E este é o primeiro apelo deste Congresso dirigido a todos os
trabalhadores, a todos os que se sentem atingidos e penalizados por esta
política, a todas forças democráticas, a todos os
cidadãos inquietos e insatisfeitos com o futuro do seu país
e da democracia, para que convirjam no objectivo de pôr fim a esta
política desastrosa e a este Governo.
Neste Congresso assumimos o compromisso de nos empenharmos, de não
regatear nenhum esforço para o êxito desta convergência
e desta luta.
E se este é o caminho mais sólido e seguro para alicerçar
a construção duma verdadeira alternativa política,
importa saber como é que ela se concretiza.

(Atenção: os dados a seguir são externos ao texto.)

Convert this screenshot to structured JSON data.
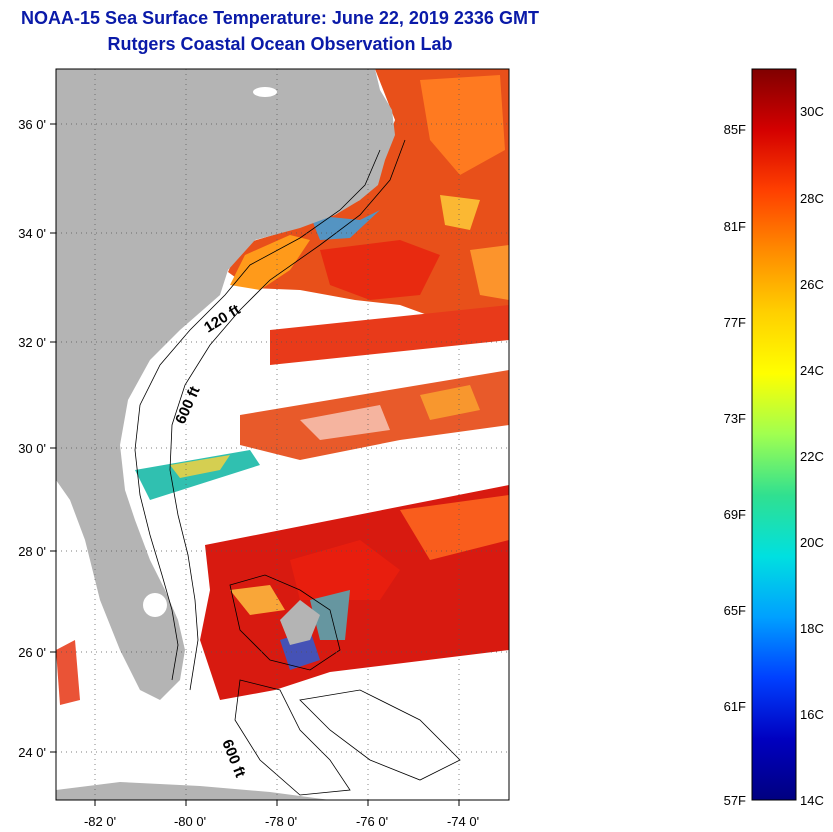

Discutimos e debatemos essa questão crucial, definimos e aprovámos
orientações. Considerámos a sua necessidade e da
sua possibilidade.
Tratando-se duma alternativa de esquerda a encontrar no plano institucional,
há uma primeira questão incontornável.
Há forças democráticas, designadamente o PS, que
afirmam que o PCP tem de mudar na sua postura e disponibilidade, nas questões
estruturantes em relação à política económica,
à definição que fazemos sobre a evolução
da União Europeia, nas questões da segurança e de
defesa. Ou seja, precisamente em questões onde o PS mais se confunde
e acerta o passo com a direita.
O problema é que o PS põe as coisas ao contrário:
Uma força política como o PCP, que assume de forma coerente
e consequente valores, causas e um projecto de esquerda devia abdicar
deles! um partido como o PS que se afirmando de esquerda praticou e pratica
uma política de direita manter-se-ia tal como está.
Não dá resposta à contradição fundamental
que é a de saber se é possível uma alternativa verdadeiramente
de esquerda, mantendo, exercendo e executando uma política de direita.
Afirmámos aqui no Congresso que não renunciamos à
convergência, ao diálogo com forças e sectores democráticos
em tudo o que servir os interesses dos trabalhadores, do povo e do país.
Mas não peçam ao PCP que deixe de ser o que é, que
deixe de defender e de lutar por outra política, uma política
de esquerda que rompa com o circulo cansativo e desgastado da alternância,
uma política de verdade que nem sempre dá votos mas que
vincula este partido ao compromisso que tem com os interesses, direitos
e aspirações dos trabalhadores e do povo como razão
de ser da sua natureza, da sua vida, da sua existência e da sua
luta.
Aqui estamos prontos para as batalhas e as tarefas que aí vem.
Estaremos nas batalhas com os trabalhadores tendo em conta a ofensiva
que aí está: o desemprego crescente, os bloqueios à
contratação colectiva, as novas ameaças que decorrem
para os horários de trabalho da aplicação imperativa
das normas mais gravosas do Código do Trabalho a partir do próximo
dia 1 de Dezembro, os perigos que decorrem para o direito à Segurança
Social, à saúde, ao ensino público.
Aqui estamos na primeira linha do combate em defesa dos direitos das
mulheres e pela sua participação em igualdade. E daqui reitero
o apelo feito às mulheres portuguesas, aprovado no XVII Congresso,
para que reforcem a sua unidade e acção organizada em torno
de problemas e reivindicações comuns, pelo exercício
de direitos económicos, sociais, laborais e políticos; uma
luta que afronte e responsabilize a actual maioria PSD-CDS/PP e contribua
para a luta pela construção de uma alternativa à
política de direita, condição necessária ao
êxito da sua justa aspiração de igualdade.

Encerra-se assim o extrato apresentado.